Raga pun agak terlihat kikuk dan gugup, seperti kaget dengan penampilanku, dengan sapaan salamku dan dengan tanganku yang tidak dikenai. Yang tadinya hampir mau berdiri dengan bersalaman tempel tangan, dia jadi menahan diri dan menarik tangannya kembali lalu hampir saja mau terjatuh menjungkal namun sofa satu seat yang akan dia duduki kembali itu menahan kakinya sehingga dia tidak jadi terjungkal. Aku yakin jika penampilanku tak rubah dia akan lebih santai walau membawa seonggok kesalahan dari masa lalu sekalipun. Ada untungnya juga Ya Allah, muslimah menggunakan jilbab sesuai syariat ini bisa merubah pandangan laki-laki, yang diharapkan jadi lebih santun.
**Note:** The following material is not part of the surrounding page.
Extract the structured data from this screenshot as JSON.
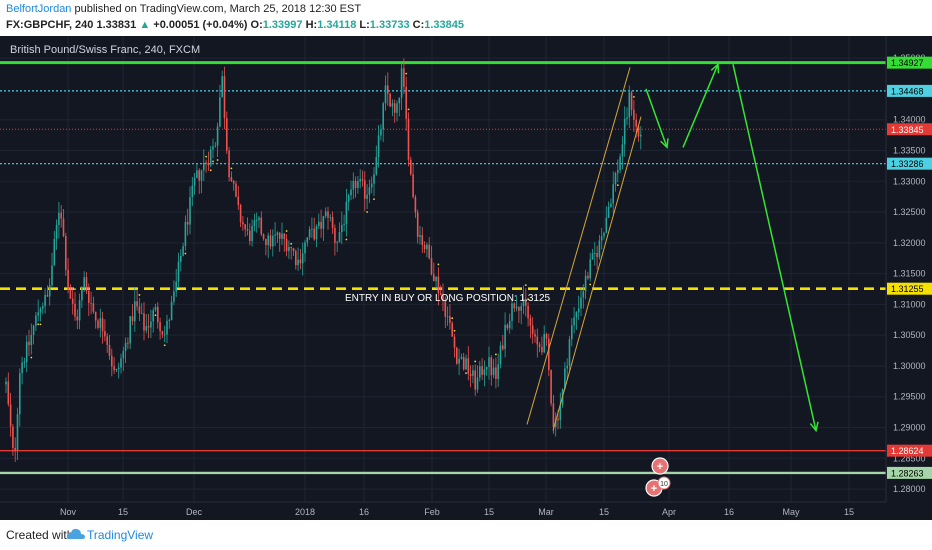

Aku duduk di sofa yang juga satu seat berseberangan dengan tempat Raga duduk, dibatasi meja tamu. Ibu tak jauh dari ruang tamu, sedang lanjut menonton sinetron Indosiarnya. Untung saja ruang TV dan ruang tamu ini tidak diberi sekat. Sengaja agar tidak terlalu sumpek karena rumah cluster pada umumnya kecil-kecil luasnya. Tidak seperti tipe-tipe rumah di komplek lama kami di Jl. Suren.
“Ra … kita … ngga di teras aja?”, katanya sambil menunjuk ke arah teras dengan jempol tangan kanannya.
Aku menggelengkan kepala berkali-kali masih dengan setengah senyum yang irit.